Orca Whale Quick Facts
- The largest of all dolphins (the Delphidae family), the orca is also known as killer whale, blackfish and grampus.
- At birth an orca can weigh up to 395 lbs.
- The adult weight can range from 2.6 tons to 9 tons.
- Orcas can swim up to 34 mph (55 km/h).
- MORE WHALE QUICK FACTS
Orcas spend their lives in long-term social groups, called pods (group size: 3-25) These pods are stable family-related groups. Orcas display a high level of care for their offspring. The orca’s gestation period is thought to be 12-16 months, with most calves born between October and March. In addition to the mothers, various pod members (mainly adolescent females) perform most of the care for the calves. As with most mammals, killer whales are very protective of their young.
Different orca pods “sound” different. Each pod has its own dialect of sounds. Orcas can easily recognize their own pod from several miles away based on the differences in calls.
Identifying the Whales
To some, orcas look exactly alike however they can be distinguished from one another by the shape and size of their dorsal fins, the distinctive grayish-white saddle patches behind their dorsal fins, as well as distinctive scars, nicks and marks on their dorsal fins.
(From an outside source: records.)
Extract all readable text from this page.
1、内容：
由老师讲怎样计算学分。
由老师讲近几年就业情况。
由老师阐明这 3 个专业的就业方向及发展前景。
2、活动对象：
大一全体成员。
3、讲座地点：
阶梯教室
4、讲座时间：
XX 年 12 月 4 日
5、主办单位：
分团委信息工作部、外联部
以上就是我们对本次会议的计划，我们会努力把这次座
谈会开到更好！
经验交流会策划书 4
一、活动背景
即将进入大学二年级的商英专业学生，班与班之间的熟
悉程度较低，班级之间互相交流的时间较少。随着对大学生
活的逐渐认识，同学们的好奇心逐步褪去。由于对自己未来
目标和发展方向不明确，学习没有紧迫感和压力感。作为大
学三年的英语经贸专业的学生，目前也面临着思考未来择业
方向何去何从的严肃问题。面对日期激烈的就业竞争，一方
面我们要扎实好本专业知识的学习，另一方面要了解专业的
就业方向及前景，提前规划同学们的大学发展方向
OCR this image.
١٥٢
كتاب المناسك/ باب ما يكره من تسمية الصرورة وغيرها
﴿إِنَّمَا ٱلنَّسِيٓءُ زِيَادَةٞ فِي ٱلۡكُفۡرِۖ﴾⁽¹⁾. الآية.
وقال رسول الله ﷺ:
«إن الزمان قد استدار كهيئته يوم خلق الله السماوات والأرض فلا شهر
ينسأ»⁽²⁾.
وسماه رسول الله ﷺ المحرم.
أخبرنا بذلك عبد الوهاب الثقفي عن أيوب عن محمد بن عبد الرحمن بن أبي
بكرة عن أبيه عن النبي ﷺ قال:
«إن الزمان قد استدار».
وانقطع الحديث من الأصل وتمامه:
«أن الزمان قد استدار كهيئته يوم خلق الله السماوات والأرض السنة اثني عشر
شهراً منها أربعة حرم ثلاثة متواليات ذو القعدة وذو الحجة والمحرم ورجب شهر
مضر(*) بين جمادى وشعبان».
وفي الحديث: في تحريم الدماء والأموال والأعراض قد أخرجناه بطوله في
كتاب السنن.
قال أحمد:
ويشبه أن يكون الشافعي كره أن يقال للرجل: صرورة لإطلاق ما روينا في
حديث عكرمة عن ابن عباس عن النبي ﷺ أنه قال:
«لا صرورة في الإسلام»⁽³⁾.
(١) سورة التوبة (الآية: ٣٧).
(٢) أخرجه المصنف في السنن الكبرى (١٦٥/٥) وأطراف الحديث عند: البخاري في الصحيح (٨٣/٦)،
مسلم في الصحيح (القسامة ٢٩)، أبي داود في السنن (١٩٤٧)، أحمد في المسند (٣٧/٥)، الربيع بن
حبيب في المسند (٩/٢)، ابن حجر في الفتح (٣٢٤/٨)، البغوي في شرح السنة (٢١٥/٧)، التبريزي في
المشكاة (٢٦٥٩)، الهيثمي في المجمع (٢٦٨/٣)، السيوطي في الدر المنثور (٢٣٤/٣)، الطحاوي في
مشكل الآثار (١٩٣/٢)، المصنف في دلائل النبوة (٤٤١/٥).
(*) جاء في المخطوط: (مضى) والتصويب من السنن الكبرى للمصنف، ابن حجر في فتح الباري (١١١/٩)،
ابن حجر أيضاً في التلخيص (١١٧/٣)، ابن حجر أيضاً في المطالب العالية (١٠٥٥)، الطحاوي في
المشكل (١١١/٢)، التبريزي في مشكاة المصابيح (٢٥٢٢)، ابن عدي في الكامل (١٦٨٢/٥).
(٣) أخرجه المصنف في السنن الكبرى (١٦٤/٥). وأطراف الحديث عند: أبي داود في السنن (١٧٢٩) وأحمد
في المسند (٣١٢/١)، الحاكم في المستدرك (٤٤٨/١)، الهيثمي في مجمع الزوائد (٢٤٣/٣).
A versatile predator (excellent hunter), the orca has one of the most varied diets of all cetaceans. It is known to eat anything from squid, fish, and birds to sea turtles, seals, and dolphins. It even will tackle animals as large as blue whales! Orcas are often compared to wolves because both species are top predators, maintain complex social relationships, and hunt cooperatively.
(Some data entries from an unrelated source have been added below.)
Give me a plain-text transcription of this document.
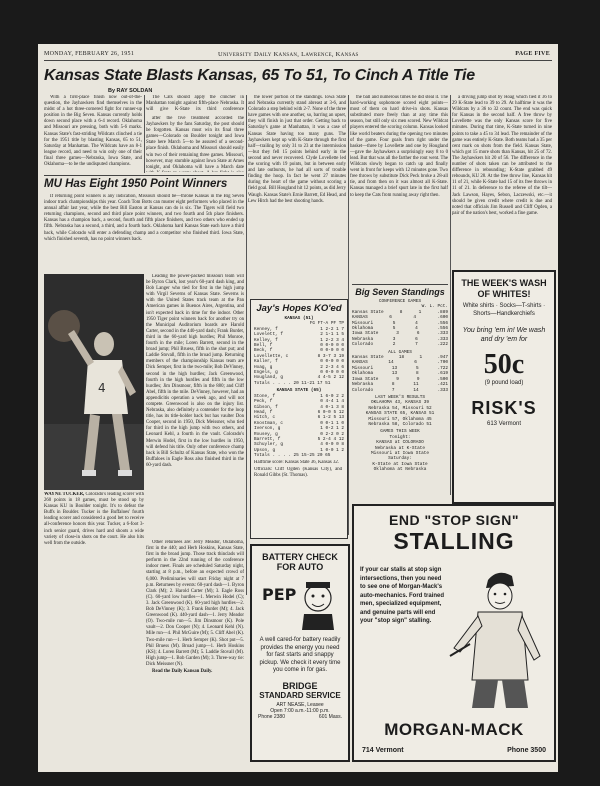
MONDAY, FEBRUARY 26, 1951	University Daily Kansan, Lawrence, Kansas	PAGE FIVE
Kansas State Blasts Kansas, 65 To 51, To Cinch A Title Tie
By RAY SOLDAN

With a first-place finish now out-of-the-question, the Jayhawkers find themselves in the midst of a hot three-cornered fight for runner-up position in the Big Seven. Kansas currently holds down second place with a 6-4 record. Oklahoma and Missouri are pressing, both with 5-6 marks. Kansas State's fast-striding Wildcats clinched a tie for the 1951 title by blasting Kansas, 65 to 51, Saturday at Manhattan. The Wildcats have an 8-1 league record, and need to win only one of their final three games—Nebraska, Iowa State, and Oklahoma—to be the undisputed champions.

The Cats should apply the clincher in Manhattan tonight against fifth-place Nebraska. It will give K-State its third conference

after the five treatment accorded the Jayhawkers by the fans Saturday, the post should be forgotten. Kansas must win its final three games—Colorado on Boulder tonight and Iowa State here March 5—to be assured of a second-place finish. Oklahoma and Missouri should easily win two of their remaining three games. Missouri, however, may stumble against Iowa State at Ames tonight, and Oklahoma will have a March date

the lower portion of the standings. Iowa State and Nebraska currently stand abreast at 3-6, and Colorado a step behind with 2-7. None of the three have games with one another, so, barring an upset, they will finish in just that order. Getting back to Saturday's game at Manhattan, it was a case of Kansas State having too many guns. The Jayhawkers kept up with K-State through the first half—trailing by only 31 to 23 at the intermission—but they fell 15 points behind early in the second and never recovered. Clyde Lovellette led the scoring with 19 points, but in between early and late outbursts, he had all sorts of trouble finding the hoop. In fact he went 27 minutes during the heart of the game without scoring a field goal. Bill Hougland hit 12 points, as did Jerry Waugh. Kansas State's Ernie Barrett, Ed Head, and Lew Hitch had the best shooting hands.

the ball and numerous times he did steal it. The hard-working sophomore scored eight points—most of them on hard drive-in shots. Kansas substituted more freely than at any time this season, but still only six men scored. New Wildcat players entered the scoring column. Kansas looked like world beaters during the opening two minutes of the game. Four goals from right under the basket—three by Lovellette and one by Hougland—gave the Jayhawkers a surprisingly easy 8 to 0 lead. But that was all the farther the rout went. The Wildcats slowly began to catch up and finally went in front for keeps with 12 minutes gone. Two free throws by substitute Dick Peck broke a 28-all tie, and from then on it was almost all K-State. Kansas managed a brief spurt late in the first half to keep the Cats from running away right then.

a driving jump shot by Hoag which tied it 36 to 29 K-State lead to 39 to 29. At halftime it was the Wildcats by a 36 to 32 count. The end was quick for Kansas in the second half. A free throw by Lovellette was the only Kansas score for five minutes. During that time, K-State turned in nine points to take a 45 to 34 lead. The remainder of the game was entirely K-State. Both teams had a 35 per cent mark on shots from the field. Kansas State, which got 15 more shots than Kansas, hit 25 of 72. The Jayhawkers hit 20 of 56. The difference in the number of shots taken can be attributed to the difference in rebounding; K-State grabbed 49 rebounds, KU 28. At the free throw line, Kansas hit 11 of 21, while K-State had 15 of its free throws in 11 of 21. In deference to the referee of the tilt—Jack Lawson, Hayes, Sebon, Laczewski, etc.—it should be given credit where credit is due and noted that officials Jim Russell and Cliff Ogden, a pair of the nation's best, worked a fine game.

MU Has Eight 1950 Point Winners

If returning point winners is any indication, Missouri should be—throne Kansas in the Big Seven indoor track championships this year. Coach Tom Botts can muster eight performers who placed in the annual affair last year, while the best Bill Easton at Kansas can do is six. The Tigers will field two returning champions, second and third place point winners, and two fourth and 5th place finishers. Kansas has a champion back, a second, fourth and fifth place finishers, and two others who ended up fifth. Nebraska has a second, a third, and a fourth back. Oklahoma hard Kansas State each have a third back, while Colorado will enter a defending champ and a competitor who finished third. Iowa State, which finished seventh, has no point winners back.

4

WAYNE TUCKER, Colorado's leading scorer with 260 points in 18 games, must be stood up by Kansas KU in Boulder tonight. It's to defeat the Buffs in Boulder. Tucker is the Buffaloes' fourth leading scorer and considered a good bet to receive all-conference honors this year. Tucker, a 6-foot 3-inch senior guard, drives hard and shoots a wide variety of close-in shots on the court. He also hits well from the outside.

Leading the power-packed missouri team will be Byron Clark, lost year's 60-yard dash king, and Bob Langer who tied for first in the high jump with Virgil Severns of Kansas State. Severns is with the United States track team at the Pan American games in Buenos Aires, Argentina, and isn't expected back in time for the indoor. Other 1950 Tiger point winners back for another try on the Municipal Auditorium boards are Harold Carter, second in the 440-yard dash; Frank Burdet, third in the 60-yard high hurdles; Phil Monroe, fourth in the mile; Loren Barrett, second in the broad jump; Phil Bruess, fifth in the shot put; and Laddie Stovall, fifth in the broad jump. Returning members of the championship Kansas team are Dick Semper, first in the two-mile; Bob DeVinney, second in the high hurdles; Jack Greenwood, fourth in the high hurdles and fifth in the low hurdles; Jim Dinsmoor, fifth in the 880; and Cliff Abel, fifth in the mile. DeVinney, however, had an appendicitis operation a week ago, and will not compete. Greenwood is also on the injury list. Nebraska, also definitely a contender for the loop title, has its title-holder back but has vaulter Don Cooper, second in 1950, Dick Meissner, who tied for third in the high jump with two others, and Leonard Kehl, a fourth in the vault. Colorado's Merwin Hodel, first in the low hurdles in 1950, will defend his title. Only other conference champ back is Bill Schultz of Kansas State, who won the Buffaloes in Eagle Ross also finished third in the 60-yard dash.

Jay's Hopes KO'ed
KANSAS (51)
FG FT-A PF TP
Kenney, f	1 2-2 1 7
Lovelett, f	2 1-1 1 5
Kelley, f	1 2-2 3 4
Bell, f	0 0-0 0 0
Beck, f	0 0-0 0 0
Lovellette, c	8 3-7 3 19
Kaller, f	0 0-0 0 0
Hoag, g	2 2-3 4 6
Engels, g	0 0-0 0 0
Hougland, g	4 4-5 2 12
Totals . . . . 20 11-21 17 51
KANSAS STATE (65)
Stone, f	1 6-0 2 2
Peck, f	0 4-4 1 4
Gibson, f	4 0-1 3 8
Head, f	6 0-0 5 12
Hitch, c	6 1-2 5 13
Knostman, c	0 0-1 1 0
Iverson, g	1 0-2 1 2
Rousey, g	0 2-2 0 2
Barrett, f	5 2-4 4 12
Schuyler, g	4 0-0 0 8
Upson, g	1 0-0 1 2
Totals . . . . 25 15-25 20 65

Halftime score: Kansas State 36, Kansas 32.

Officials: Cliff Ogden (Kansas City), and Ronald Gibbs (St. Thomas).

Other returnees are: Jerry Meador, Oklahoma, first in the 440; and Herb Hoskins, Kansas State, first in the broad jump. Those track thinclads will perform in the 22nd running of the conference indoor meet. Finals are scheduled Saturday night, starting at 8 p.m., before an expected crowd of 6,000. Preliminaries will start Friday night at 7 p.m. Returnees by events: 60-yard dash—1. Byron Clark (M); 2. Harold Carter (M); 3. Eagle Ross (C). 60-yard low hurdles—1. Merwin Hodel (C); 3. Jack Greenwood (K). 60-yard high hurdles—2. Bob DeVinney (K); 3. Frank Burdet (M); 4. Jack Greenwood (K). 440-yard dash—1. Jerry Meador (O). Two-mile run—5. Jim Dinsmoor (K). Pole vault—2. Don Cooper (N); 4. Leonard Kehl (N). Mile run—4. Phil McGuire (M); 5. Cliff Abel (K). Two-mile run—1. Herb Semper (K). Shot put—5. Phil Bruess (M). Broad jump—1. Herb Hoskins (KS); 4. Loren Barrett (M); 5. Laddie Stovall (M). High jump—1. Bob Garden (M); 3. Three-way tie: Dick Meissner (N).

Read the Daily Kansan Daily.

Big Seven Standings
CONFERENCE GAMES
W. L. Pct.
Kansas State	8	1	.889
KANSAS	6	4	.600
Missouri	5	4	.556
Oklahoma	5	4	.556
Iowa State	3	6	.333
Nebraska	3	6	.333
Colorado	2	7	.222
ALL GAMES
Kansas State	18	1	.947
KANSAS	14	6	.700
Missouri	13	5	.722
Oklahoma	13	8	.619
Iowa State	9	9	.500
Nebraska	8	11	.421
Colorado	7	14	.333
LAST WEEK'S RESULTS
OKLAHOMA 43, KANSAS 39
Nebraska 54, Missouri 52
KANSAS STATE 65, KANSAS 51
Missouri 57, Oklahoma 45
Nebraska 58, Colorado 51
GAMES THIS WEEK
Tonight:
KANSAS at COLORADO
Nebraska at K-State
Missouri at Iowa State
Saturday:
K-State at Iowa State
Oklahoma at Nebraska
THE WEEK'S WASH OF WHITES!
White shirts · Socks—T-shirts · Shorts—Handkerchiefs
You bring 'em in! We wash and dry 'em for
50c
(9 pound load)
RISK'S
613 Vermont
BATTERY CHECK FOR AUTO
PEP
A well cared-for battery readily provides the energy you need for fast starts and snappy pickup. We check it every time you come in for gas.
BRIDGE
STANDARD SERVICE
ART NEASE, Leasee
Open 7:00 a.m.-11:00 p.m.
Phone 2380	601 Mass.
END "STOP SIGN"
STALLING
If your car stalls at stop sign intersections, then you need to see one of Morgan-Mack's auto-mechanics. Ford trained men, specialized equipment, and genuine parts will end your "stop sign" stalling.
MORGAN-MACK
714 Vermont	Phone 3500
Orca and Human Interaction
Despite their hunting of other animals, free-ranging wild orcas have never been reported as having killed a human being.
Orca Whale Territory
Orcas are one of the most wide ranging mammals on earth. They regularly can be seen in the cooler waters around San Juan Island, off Antarctica, Norway, and Iceland, and occasionally in tropical and subtropical waters in many other areas.